Posted on 04/20/2006 1:17:48 PM PDT by NYer

Capital movements due to fears over a possible US-Iran war, financial speculation or market meltdown are driving crude prices upward.

Milan (AsiaNews) – Capital movements on commodity exchanges, not low supply are pushing oil prices upward. Brent crude has reached US$ 74 a barrel because of lowered refinery use and a backup in crude inventories that has left many a super tanker waiting to unload. Oil storage has become a problem since facilities are full in the Persian Gulf, Europe, the Americas and even Asia. Even Israel, which built huge embargo-busting oil depots to allow the country to survive every contingency, cannot store more oil.

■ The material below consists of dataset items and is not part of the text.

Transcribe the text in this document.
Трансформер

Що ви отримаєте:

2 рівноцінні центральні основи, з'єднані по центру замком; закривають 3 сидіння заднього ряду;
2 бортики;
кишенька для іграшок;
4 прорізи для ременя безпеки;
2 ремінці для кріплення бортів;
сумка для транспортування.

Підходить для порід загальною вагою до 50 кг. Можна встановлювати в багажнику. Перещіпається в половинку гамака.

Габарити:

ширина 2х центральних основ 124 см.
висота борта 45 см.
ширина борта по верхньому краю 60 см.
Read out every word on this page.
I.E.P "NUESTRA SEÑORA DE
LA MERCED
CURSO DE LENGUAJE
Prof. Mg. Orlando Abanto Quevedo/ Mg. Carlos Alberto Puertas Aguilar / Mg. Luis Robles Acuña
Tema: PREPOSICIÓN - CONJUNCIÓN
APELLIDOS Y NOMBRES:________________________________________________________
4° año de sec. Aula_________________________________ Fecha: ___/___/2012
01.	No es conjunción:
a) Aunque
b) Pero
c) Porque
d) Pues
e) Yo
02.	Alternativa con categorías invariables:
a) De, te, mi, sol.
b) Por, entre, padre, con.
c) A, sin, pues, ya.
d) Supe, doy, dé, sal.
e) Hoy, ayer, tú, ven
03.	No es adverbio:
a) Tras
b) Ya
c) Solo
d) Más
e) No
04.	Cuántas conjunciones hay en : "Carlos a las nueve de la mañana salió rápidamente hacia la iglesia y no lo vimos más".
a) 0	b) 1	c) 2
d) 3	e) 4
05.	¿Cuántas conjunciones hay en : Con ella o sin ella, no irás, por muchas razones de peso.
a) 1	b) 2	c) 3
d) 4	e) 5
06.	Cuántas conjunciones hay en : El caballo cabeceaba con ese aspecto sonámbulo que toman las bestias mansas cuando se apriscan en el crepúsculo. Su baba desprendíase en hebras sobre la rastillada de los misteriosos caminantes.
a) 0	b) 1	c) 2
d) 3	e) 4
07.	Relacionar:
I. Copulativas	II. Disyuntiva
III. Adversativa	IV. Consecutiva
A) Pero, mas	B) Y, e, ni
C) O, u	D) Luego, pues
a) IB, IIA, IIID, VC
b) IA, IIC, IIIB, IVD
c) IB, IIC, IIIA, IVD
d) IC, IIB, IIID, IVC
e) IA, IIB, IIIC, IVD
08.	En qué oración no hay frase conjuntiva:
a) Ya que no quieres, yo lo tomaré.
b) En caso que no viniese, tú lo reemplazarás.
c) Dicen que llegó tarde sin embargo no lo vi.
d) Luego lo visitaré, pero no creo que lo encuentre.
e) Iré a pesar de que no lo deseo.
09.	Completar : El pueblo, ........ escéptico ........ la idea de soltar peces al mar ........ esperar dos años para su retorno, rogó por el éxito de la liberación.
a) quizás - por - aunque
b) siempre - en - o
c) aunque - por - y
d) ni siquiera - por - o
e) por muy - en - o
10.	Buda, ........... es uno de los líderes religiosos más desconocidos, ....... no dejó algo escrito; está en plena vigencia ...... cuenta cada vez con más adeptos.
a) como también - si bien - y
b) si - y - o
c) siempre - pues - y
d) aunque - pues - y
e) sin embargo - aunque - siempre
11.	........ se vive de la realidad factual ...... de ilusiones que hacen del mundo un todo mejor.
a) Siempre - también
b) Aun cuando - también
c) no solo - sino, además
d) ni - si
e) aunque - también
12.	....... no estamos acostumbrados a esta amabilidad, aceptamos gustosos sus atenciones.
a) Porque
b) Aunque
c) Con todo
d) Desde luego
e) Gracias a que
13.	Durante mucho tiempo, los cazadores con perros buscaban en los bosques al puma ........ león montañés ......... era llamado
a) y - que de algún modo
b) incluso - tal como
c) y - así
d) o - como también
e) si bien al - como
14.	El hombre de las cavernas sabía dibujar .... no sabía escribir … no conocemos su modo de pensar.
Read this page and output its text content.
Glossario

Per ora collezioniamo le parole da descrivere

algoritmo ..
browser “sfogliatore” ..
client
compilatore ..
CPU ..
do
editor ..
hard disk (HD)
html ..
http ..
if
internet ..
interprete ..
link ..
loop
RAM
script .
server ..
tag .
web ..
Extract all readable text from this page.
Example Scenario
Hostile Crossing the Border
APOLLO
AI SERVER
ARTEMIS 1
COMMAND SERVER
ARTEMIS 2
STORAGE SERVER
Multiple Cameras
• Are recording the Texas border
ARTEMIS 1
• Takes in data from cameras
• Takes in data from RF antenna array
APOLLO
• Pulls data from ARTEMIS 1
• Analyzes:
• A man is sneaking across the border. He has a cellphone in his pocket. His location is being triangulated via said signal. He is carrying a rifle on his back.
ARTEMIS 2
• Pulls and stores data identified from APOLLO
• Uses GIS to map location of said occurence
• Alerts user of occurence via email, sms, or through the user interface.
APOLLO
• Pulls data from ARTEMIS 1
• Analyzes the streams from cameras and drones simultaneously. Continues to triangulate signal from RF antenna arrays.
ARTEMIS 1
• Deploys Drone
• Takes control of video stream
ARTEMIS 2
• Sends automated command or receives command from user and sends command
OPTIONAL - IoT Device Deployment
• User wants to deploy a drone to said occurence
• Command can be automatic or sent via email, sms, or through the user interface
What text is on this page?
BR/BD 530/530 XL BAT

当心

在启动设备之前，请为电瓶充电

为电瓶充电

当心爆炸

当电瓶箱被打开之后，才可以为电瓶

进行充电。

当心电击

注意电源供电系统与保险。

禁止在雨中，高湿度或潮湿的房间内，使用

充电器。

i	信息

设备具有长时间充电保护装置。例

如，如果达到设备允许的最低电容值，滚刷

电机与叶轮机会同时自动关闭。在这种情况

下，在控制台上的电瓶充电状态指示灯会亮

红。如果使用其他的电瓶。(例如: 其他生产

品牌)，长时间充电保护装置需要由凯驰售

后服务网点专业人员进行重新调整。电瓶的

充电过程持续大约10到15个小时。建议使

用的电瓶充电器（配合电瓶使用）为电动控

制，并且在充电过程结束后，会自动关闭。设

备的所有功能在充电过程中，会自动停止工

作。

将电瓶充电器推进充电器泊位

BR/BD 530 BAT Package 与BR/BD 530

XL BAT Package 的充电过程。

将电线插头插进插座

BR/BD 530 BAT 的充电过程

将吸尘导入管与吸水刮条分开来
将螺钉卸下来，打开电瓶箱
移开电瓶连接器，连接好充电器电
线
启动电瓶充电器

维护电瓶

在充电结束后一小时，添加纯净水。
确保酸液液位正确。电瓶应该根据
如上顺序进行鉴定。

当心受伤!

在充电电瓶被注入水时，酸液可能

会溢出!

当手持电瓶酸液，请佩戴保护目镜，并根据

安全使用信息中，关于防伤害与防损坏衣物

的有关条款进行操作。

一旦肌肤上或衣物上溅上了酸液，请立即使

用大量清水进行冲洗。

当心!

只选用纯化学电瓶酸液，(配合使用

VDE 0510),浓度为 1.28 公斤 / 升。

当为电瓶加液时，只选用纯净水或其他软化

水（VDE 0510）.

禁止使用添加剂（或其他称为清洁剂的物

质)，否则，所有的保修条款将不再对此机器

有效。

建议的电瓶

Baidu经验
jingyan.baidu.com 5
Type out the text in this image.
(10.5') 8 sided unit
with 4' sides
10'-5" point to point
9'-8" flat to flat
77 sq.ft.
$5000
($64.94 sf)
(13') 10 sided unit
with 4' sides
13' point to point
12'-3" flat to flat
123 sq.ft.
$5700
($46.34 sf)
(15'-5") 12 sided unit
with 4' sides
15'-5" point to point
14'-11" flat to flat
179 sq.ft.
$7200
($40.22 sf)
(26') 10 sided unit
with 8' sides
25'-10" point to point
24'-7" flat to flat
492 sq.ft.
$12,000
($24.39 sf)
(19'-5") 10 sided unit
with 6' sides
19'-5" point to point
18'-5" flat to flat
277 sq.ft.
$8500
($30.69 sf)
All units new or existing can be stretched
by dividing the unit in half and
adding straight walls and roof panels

The same is true for South Africa which inherited vast oil storing facilities from its former apartheid regime and now readily leases out its terminals in Saldanha Bay through its national oil company PetroSa. 

Yet, if US summer demand for gasoline and energy thirst in Asia, especially in China, are likely to punch a hole in supplies, why are large quantities of oil going unsold or not being stored, and prices not dropping? Oil prices are rising because investment funds are pouring liquidity into commodity exchanges trading in oil. This vast flow of capital needs an explanation. There are in fact three possible reasons to account for the situation.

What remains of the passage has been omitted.